Sur son compte Twitter @calimaq, le juriste et bibliothécaire Lionel Maurel salue l’initiative : c’est la « première fois qu’une institution de ce plan en France passe à une politique complète d’OpenData et d’OpenContent ».
J’ai bien l’impression que tu ne rêves pas o/
— P-Y (@Pymouss) 24 juillet 2017
Sur son site web S.I.LEX, il publie également un article titré ‘les archives nationales ouvrent la voie de l’Open Content ».
Dans cet article, Lionel Maurel écrit: « Lentement (mais sûrement), les choses sont en train de bouger dans le monde culturel en faveur de l’ouverture des données. J’ai déjà eu l’occasion d’écrire à ce sujet en avril dernier à propos de l’évolution graduelle des politiques des bibliothèques, mais c’est du côté des archives publiques qu’une excellente nouvelle est tombée cette semaine : les Archives nationales ont adopté un nouveau règlement appliquant un principe de gratuité par défaut pour la réutilisation des informations publiques qu’elles détiennent … La décision des Archives nationales de passer à un Open Data par défaut a une portée symbolique importante, car le domaine des archives publiques est certainement l’un de ceux pour lesquels la réutilisation a soulevé jusqu’à présent le plus de crispations. … l’application de la gratuité par défaut aux AN reste un message important envoyé à l’ensemble de la sphère des archives, et même au-delà. … Le secteur culturel le plus en retard en France en matière d’ouverture reste celui des musées. … Les Archives nationales ont été créées à la Révolution française par la loi du 7 messidor de l’An II qui affirmait un principe de libre consultation des documents d’archives reconnu à tous les citoyens. Plus de deux siècles plus tard, une nouvelle page de cette histoire se tourne avec le passage à un principe de libre réutilisation des données, qui constitue le prolongement moderne de cette philosophie républicaine. »

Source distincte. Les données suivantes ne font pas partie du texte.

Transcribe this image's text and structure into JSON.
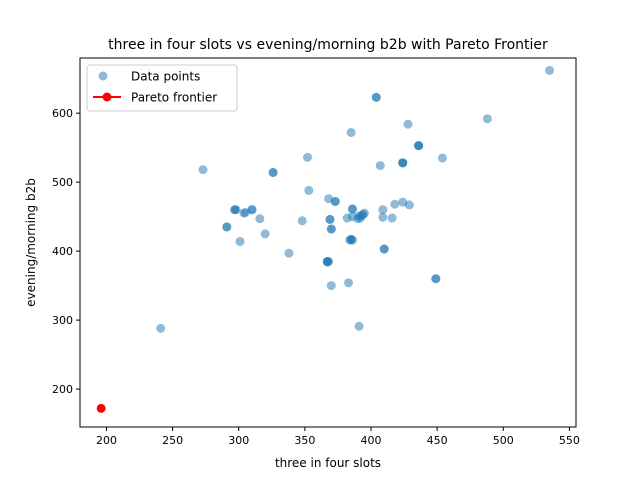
{
  "chart_data": {
    "type": "scatter",
    "title": "three in four slots vs evening/morning b2b with Pareto Frontier",
    "xlabel": "three in four slots",
    "ylabel": "evening/morning b2b",
    "xlim": [
      180,
      555
    ],
    "ylim": [
      145,
      680
    ],
    "xticks": [
      200,
      250,
      300,
      350,
      400,
      450,
      500,
      550
    ],
    "yticks": [
      200,
      300,
      400,
      500,
      600
    ],
    "grid": false,
    "legend_position": "top-left",
    "series": [
      {
        "name": "Data points",
        "color": "#1f77b4",
        "alpha": 0.5,
        "marker": "circle",
        "points": [
          [
            535,
            662
          ],
          [
            404,
            623
          ],
          [
            404,
            623
          ],
          [
            488,
            592
          ],
          [
            428,
            584
          ],
          [
            385,
            572
          ],
          [
            436,
            553
          ],
          [
            436,
            553
          ],
          [
            436,
            553
          ],
          [
            454,
            535
          ],
          [
            352,
            536
          ],
          [
            424,
            528
          ],
          [
            424,
            528
          ],
          [
            424,
            528
          ],
          [
            407,
            524
          ],
          [
            273,
            518
          ],
          [
            326,
            514
          ],
          [
            326,
            514
          ],
          [
            353,
            488
          ],
          [
            368,
            476
          ],
          [
            373,
            472
          ],
          [
            373,
            472
          ],
          [
            424,
            471
          ],
          [
            418,
            468
          ],
          [
            429,
            467
          ],
          [
            297,
            460
          ],
          [
            297,
            460
          ],
          [
            298,
            460
          ],
          [
            310,
            460
          ],
          [
            310,
            460
          ],
          [
            409,
            460
          ],
          [
            386,
            461
          ],
          [
            386,
            461
          ],
          [
            304,
            455
          ],
          [
            305,
            456
          ],
          [
            395,
            455
          ],
          [
            394,
            453
          ],
          [
            393,
            452
          ],
          [
            391,
            451
          ],
          [
            390,
            447
          ],
          [
            392,
            448
          ],
          [
            386,
            450
          ],
          [
            382,
            448
          ],
          [
            409,
            449
          ],
          [
            416,
            448
          ],
          [
            316,
            447
          ],
          [
            369,
            446
          ],
          [
            369,
            446
          ],
          [
            348,
            444
          ],
          [
            291,
            435
          ],
          [
            291,
            435
          ],
          [
            370,
            432
          ],
          [
            370,
            432
          ],
          [
            320,
            425
          ],
          [
            385,
            417
          ],
          [
            385,
            417
          ],
          [
            386,
            416
          ],
          [
            384,
            416
          ],
          [
            301,
            414
          ],
          [
            410,
            403
          ],
          [
            410,
            403
          ],
          [
            338,
            397
          ],
          [
            367,
            385
          ],
          [
            367,
            385
          ],
          [
            368,
            385
          ],
          [
            367,
            384
          ],
          [
            449,
            360
          ],
          [
            449,
            360
          ],
          [
            383,
            354
          ],
          [
            370,
            350
          ],
          [
            391,
            291
          ],
          [
            241,
            288
          ]
        ]
      },
      {
        "name": "Pareto frontier",
        "color": "#ff0000",
        "alpha": 1,
        "marker": "circle",
        "line": true,
        "points": [
          [
            196,
            172
          ]
        ]
      }
    ]
  }
}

Les Archives de France et les Archives nationales ont déjà publié plusieurs corpus librement réutilisables sur la plateforme de données ouvertes du ministère data.culturecommunication.gouv.fr. On y trouve déjà 24 000 inventaires et plus de 8 millions d’images.

Signalons également que les Archives nationales avaient déjà commencé à s’engager dans cette voie de l’open content grâce à un partenariat conclu avec Wikimedia France pour la libre diffusion sur Wikipedia Commons de plus de 500 documents numérisés issus de leurs collections.
Sur son site, Wikipedia France dresse un bilan très positif de la coopération: « au total, ce sont pas moins de 923 articles qui ont été modifiés sur Wikipédia et 5 téléversements de corpus de 30 à 60 documents qui ont été effectués sur Wikimedia Commons (dont le dernier est en cours de finalisation). En 20 mois, les documents mis en ligne ont d’ailleurs comptabilisé plus de 30 millions de vues indirectes !
En parallèle de ces téléversements, 4 ateliers d’écriture ont été organisés pour les agents des Archives nationales. Ces ateliers de formation à la contribution étaient encadrés par des wikimédiens bénévoles, en vue de favoriser l’autonomie des personnes et de pérenniser leurs contributions ».